1-2 boneless, skinless chicken breasts, butterflied in half
1 tablespoon olive oil
Salt and pepper
For the alfredo sauce:
3 tbsp. butter
2 cloves garlic, smashed
1½ cups heavy cream
1½ cups freshly grated Parmesan cheese
Salt and pepper, to taste
Bring a large pot of water to boil for cooking the pasta. While you are waiting, cook the chicken breasts. Heat the oil in a skillet over medium high heat. Season both sides of the chicken breast halves with salt and pepper. Add to the skillet and cook until brown on one side, 3-5 minutes. Then flip and cook until browned on the other side and cooked through, an additional 3-5 minutes.
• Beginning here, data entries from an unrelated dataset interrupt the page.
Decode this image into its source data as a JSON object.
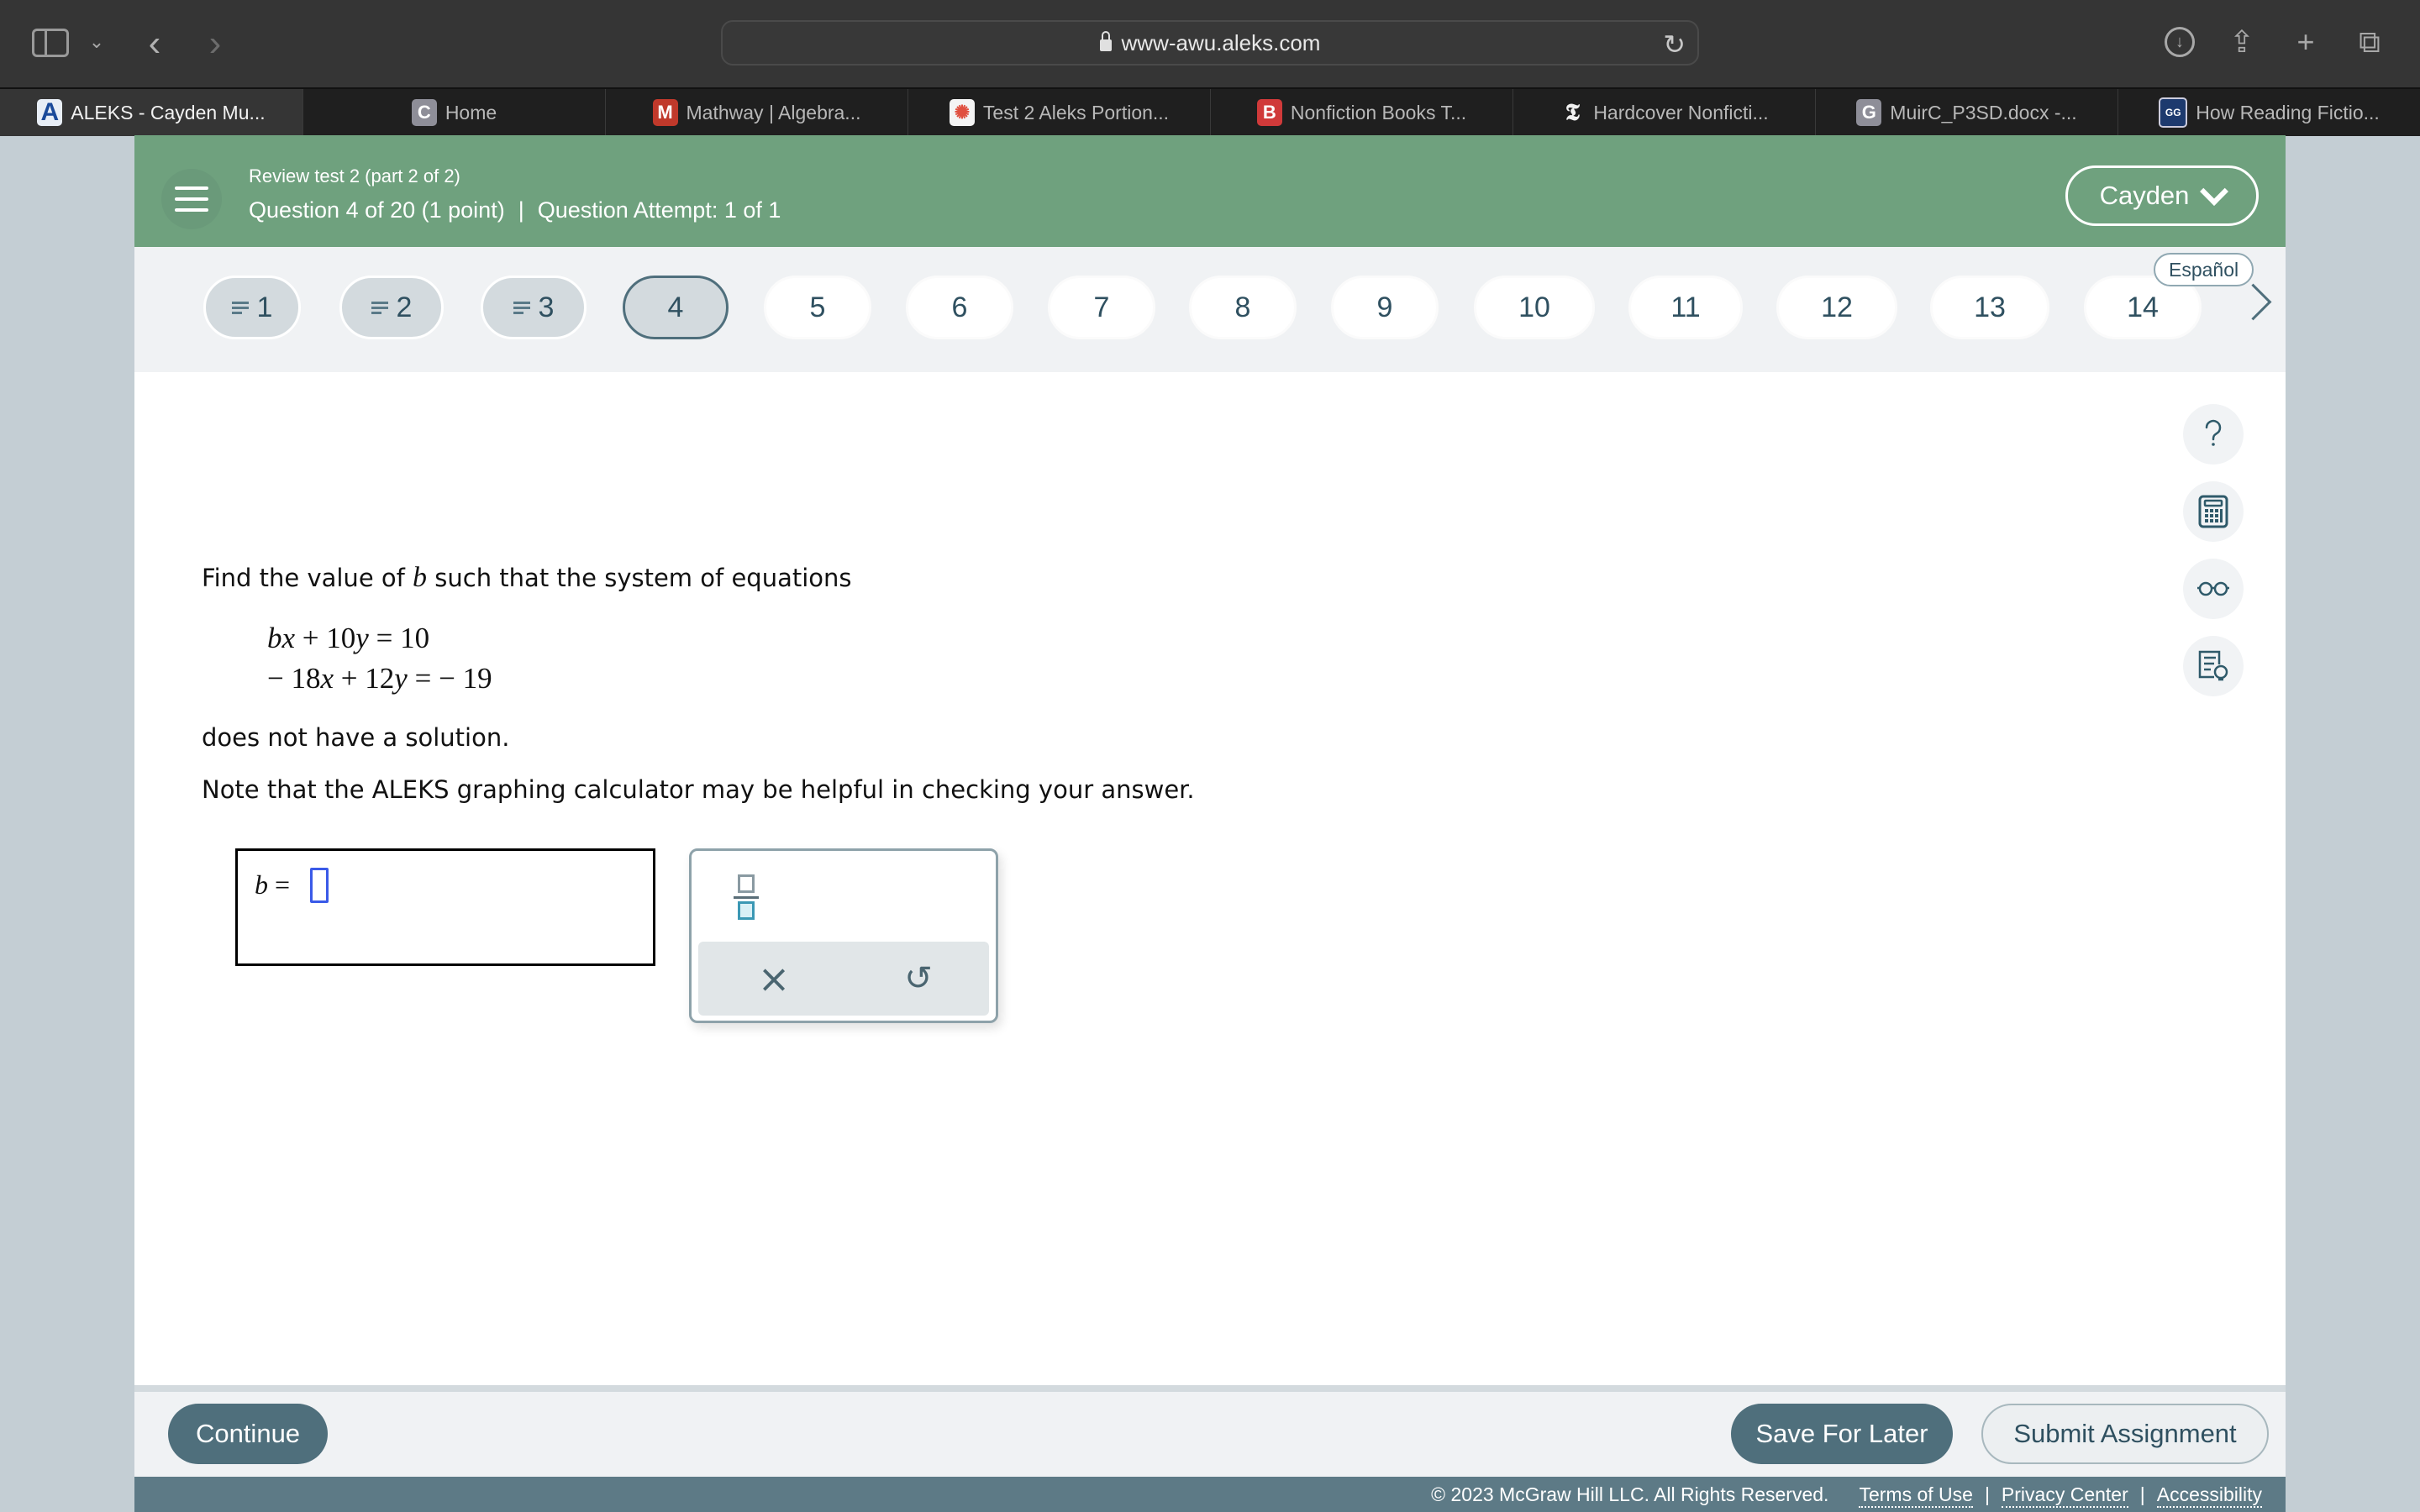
{
  "browser": {
    "url": "www-awu.aleks.com",
    "tabs": [
      {
        "label": "ALEKS - Cayden Mu...",
        "favicon": "A",
        "favicon_color": "#1a4a9a",
        "active": true
      },
      {
        "label": "Home",
        "favicon": "C",
        "favicon_color": "#8e8e98",
        "active": false
      },
      {
        "label": "Mathway | Algebra...",
        "favicon": "M",
        "favicon_color": "#c0392b",
        "active": false
      },
      {
        "label": "Test 2 Aleks Portion...",
        "favicon": "✺",
        "favicon_color": "#e05040",
        "active": false
      },
      {
        "label": "Nonfiction Books T...",
        "favicon": "B",
        "favicon_color": "#d03a3a",
        "active": false
      },
      {
        "label": "Hardcover Nonficti...",
        "favicon": "𝕿",
        "favicon_color": "#1f1f1f",
        "active": false
      },
      {
        "label": "MuirC_P3SD.docx -...",
        "favicon": "G",
        "favicon_color": "#8e8e98",
        "active": false
      },
      {
        "label": "How Reading Fictio...",
        "favicon": "GG",
        "favicon_color": "#1d3a6e",
        "active": false
      }
    ]
  },
  "header": {
    "subtitle": "Review test 2 (part 2 of 2)",
    "question_info": "Question 4 of 20 (1 point)",
    "separator": "|",
    "attempt_info": "Question Attempt: 1 of 1",
    "user_name": "Cayden",
    "accent_color": "#6fa17e"
  },
  "question_nav": {
    "language_button": "Español",
    "current": 4,
    "pills": [
      {
        "label": "1",
        "status": "answered"
      },
      {
        "label": "2",
        "status": "answered"
      },
      {
        "label": "3",
        "status": "answered"
      },
      {
        "label": "4",
        "status": "current"
      },
      {
        "label": "5",
        "status": "unanswered"
      },
      {
        "label": "6",
        "status": "unanswered"
      },
      {
        "label": "7",
        "status": "unanswered"
      },
      {
        "label": "8",
        "status": "unanswered"
      },
      {
        "label": "9",
        "status": "unanswered"
      },
      {
        "label": "10",
        "status": "unanswered"
      },
      {
        "label": "11",
        "status": "unanswered"
      },
      {
        "label": "12",
        "status": "unanswered"
      },
      {
        "label": "13",
        "status": "unanswered"
      },
      {
        "label": "14",
        "status": "unanswered"
      }
    ]
  },
  "question": {
    "prompt_before": "Find the value of ",
    "variable": "b",
    "prompt_after": " such that the system of equations",
    "equation_1": "bx + 10y = 10",
    "equation_2": "− 18x + 12y = − 19",
    "condition": "does not have a solution.",
    "note": "Note that the ALEKS graphing calculator may be helpful in checking your answer."
  },
  "answer": {
    "label": "b =",
    "value": ""
  },
  "tool_panel": {
    "fraction_tool": "fraction-icon",
    "clear_label": "×",
    "undo_label": "↺"
  },
  "side_tools": [
    "help-icon",
    "calculator-icon",
    "glasses-icon",
    "notes-hint-icon"
  ],
  "footer": {
    "continue_label": "Continue",
    "save_label": "Save For Later",
    "submit_label": "Submit Assignment",
    "copyright": "© 2023 McGraw Hill LLC. All Rights Reserved.",
    "links": [
      "Terms of Use",
      "Privacy Center",
      "Accessibility"
    ],
    "link_separator": "|"
  }
}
Remove to a plate and let rest for a few minutes. Cut into small strips. Cover with foil to keep warm while you prepare the sauce.
Once the pasta water is boiling, cook the pasta until al dente. (Homemade pasta can cook very quickly, so check frequently to be sure it is the texture you would like.)
To make the sauce, melt the butter in a medium saucepan over medium heat. Add the garlic and cream, and bring to a simmer. Reduce the heat to medium-low and continue to cook until thickened, about 5 minutes. Mix in the Parmesan cheese and stir until completely melted. Season with salt and pepper to taste.
Serve fresh pasta topped with the alfredo sauce and grilled chicken pieces. Garnish with chopped fresh herbs, if desired.